What is the USA Abortion Law?
Until the 1860s, there were no laws banning abortion in this country. During the next 20 years, however, most states passed laws prohibiting it.
Whether abortions are legal does not seem to have a significant impact on whether women get them. In the last half of the 19th century, one abortion took place for every five or six live births, according to estimates. That rate persisted in the 1950s.
In 1973, the Supreme Court, in Roe v. Wade, made abortion legal for women, declaring that privacy rights regarding the "bodily integrity, identity and destiny" of an individual were largely beyond the reach of government. The vote was 7 to 2. Since then, the margin in favor of abortion has shrunk considerably. The last vote on abortion rights, in 1992, passed by a single vote, 5 to 4.
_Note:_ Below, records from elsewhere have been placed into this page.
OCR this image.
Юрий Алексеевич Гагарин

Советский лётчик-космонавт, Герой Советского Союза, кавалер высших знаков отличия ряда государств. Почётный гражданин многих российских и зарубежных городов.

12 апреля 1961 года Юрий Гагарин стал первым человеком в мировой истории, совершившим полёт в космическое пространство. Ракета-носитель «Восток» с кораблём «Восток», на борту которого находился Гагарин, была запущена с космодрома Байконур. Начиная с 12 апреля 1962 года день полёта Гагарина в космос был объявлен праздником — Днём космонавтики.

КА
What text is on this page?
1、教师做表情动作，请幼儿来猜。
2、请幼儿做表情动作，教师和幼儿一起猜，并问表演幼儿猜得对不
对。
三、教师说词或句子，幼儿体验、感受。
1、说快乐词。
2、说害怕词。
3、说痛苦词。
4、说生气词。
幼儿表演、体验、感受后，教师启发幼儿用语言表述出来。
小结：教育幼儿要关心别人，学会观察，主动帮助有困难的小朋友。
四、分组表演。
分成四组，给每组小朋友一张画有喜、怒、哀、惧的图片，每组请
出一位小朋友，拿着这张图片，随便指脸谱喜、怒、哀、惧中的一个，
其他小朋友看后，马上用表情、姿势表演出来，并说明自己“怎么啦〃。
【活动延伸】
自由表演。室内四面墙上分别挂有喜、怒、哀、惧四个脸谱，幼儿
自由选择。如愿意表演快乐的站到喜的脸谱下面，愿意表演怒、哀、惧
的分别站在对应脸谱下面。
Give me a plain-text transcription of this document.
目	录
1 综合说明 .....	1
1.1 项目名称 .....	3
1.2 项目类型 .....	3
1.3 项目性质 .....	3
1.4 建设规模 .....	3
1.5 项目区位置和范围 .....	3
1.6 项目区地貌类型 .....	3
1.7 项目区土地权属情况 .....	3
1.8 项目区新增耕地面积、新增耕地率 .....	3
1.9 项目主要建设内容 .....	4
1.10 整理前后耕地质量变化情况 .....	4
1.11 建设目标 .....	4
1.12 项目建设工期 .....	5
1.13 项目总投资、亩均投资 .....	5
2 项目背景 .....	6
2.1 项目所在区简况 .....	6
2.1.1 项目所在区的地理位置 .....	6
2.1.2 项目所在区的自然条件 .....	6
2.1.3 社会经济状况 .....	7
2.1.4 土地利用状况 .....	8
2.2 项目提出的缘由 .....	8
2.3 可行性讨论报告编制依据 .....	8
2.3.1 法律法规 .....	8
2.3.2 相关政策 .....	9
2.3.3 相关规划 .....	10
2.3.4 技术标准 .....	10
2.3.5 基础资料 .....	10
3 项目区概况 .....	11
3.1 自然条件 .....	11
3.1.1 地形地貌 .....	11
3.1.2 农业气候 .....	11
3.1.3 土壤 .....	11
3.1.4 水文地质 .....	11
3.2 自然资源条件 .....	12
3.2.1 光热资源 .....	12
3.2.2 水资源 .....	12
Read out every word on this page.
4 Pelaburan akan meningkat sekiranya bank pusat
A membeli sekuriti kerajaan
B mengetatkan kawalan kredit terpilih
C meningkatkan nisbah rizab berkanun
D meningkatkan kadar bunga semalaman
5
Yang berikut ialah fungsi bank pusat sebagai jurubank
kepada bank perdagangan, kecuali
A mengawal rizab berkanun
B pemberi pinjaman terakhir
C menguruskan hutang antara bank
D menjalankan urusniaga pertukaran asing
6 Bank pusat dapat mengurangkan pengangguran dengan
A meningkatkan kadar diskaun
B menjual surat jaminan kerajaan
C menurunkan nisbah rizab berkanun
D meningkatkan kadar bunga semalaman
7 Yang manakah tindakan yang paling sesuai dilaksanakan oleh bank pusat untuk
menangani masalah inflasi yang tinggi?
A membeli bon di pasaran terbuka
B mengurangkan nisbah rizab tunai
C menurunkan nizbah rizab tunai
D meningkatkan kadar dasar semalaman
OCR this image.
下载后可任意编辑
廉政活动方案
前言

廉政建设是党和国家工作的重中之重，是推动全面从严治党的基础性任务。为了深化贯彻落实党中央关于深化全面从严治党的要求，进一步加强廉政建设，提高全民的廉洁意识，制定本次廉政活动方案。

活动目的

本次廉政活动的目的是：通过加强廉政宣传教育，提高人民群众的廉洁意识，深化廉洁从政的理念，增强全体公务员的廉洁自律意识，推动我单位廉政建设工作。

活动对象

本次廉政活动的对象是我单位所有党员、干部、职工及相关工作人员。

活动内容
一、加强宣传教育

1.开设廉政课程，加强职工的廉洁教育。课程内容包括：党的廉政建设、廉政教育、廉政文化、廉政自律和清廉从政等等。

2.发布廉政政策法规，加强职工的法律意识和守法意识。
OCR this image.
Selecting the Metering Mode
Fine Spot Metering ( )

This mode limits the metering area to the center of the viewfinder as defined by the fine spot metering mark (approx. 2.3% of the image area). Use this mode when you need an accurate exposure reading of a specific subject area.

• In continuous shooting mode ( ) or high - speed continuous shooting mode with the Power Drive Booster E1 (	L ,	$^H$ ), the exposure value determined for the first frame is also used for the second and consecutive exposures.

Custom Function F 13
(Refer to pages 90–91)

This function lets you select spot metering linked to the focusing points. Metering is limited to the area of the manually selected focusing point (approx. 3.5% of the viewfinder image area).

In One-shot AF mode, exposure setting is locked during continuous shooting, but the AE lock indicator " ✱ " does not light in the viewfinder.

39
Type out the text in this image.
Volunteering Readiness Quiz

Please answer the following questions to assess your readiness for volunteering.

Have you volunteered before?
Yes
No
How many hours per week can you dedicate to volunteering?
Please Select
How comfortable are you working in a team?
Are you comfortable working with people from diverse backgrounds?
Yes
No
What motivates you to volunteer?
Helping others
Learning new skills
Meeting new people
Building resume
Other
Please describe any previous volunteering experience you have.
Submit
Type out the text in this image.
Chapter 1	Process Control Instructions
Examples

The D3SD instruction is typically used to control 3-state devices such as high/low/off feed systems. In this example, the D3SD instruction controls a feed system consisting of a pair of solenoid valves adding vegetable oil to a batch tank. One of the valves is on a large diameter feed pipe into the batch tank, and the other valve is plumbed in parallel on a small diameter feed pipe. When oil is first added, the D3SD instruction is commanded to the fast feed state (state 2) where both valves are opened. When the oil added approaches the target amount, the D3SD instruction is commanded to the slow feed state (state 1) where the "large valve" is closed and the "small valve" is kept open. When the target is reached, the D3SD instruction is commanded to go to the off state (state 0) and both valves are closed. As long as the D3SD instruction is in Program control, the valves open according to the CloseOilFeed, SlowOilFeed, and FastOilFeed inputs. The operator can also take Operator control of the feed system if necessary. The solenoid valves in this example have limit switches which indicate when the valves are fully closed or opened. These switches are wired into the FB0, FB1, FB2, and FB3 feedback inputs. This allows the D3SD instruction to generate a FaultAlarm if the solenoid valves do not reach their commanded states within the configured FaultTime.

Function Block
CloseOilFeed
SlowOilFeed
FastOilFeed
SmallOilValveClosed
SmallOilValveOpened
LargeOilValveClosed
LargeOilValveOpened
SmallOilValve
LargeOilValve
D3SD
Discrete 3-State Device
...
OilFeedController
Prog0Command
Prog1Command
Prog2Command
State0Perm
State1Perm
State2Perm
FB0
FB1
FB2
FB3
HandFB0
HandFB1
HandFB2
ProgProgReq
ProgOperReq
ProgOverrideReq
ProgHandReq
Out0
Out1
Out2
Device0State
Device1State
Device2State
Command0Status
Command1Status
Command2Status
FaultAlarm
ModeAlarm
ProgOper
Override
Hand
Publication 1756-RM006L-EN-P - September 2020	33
The current justices whose previous decisions or public statements indicate they favor abortion rights are:
- Stephen Breyer
- Ruth Bader Ginsburg
- Sandra Day OConnor
- David Souter
- John Paul Stevens
Those whose decisions indicate they oppose abortion rights are:
- Anthony Kennedy
- William Rehnquist (the chief justice)
- Antonin Scalia
- Clarence Thomas
The narrow margin has focused attention on the court and the elections, because the president nominates Supreme Court justices. The next president likely will have an opportunity to nominate several new justices.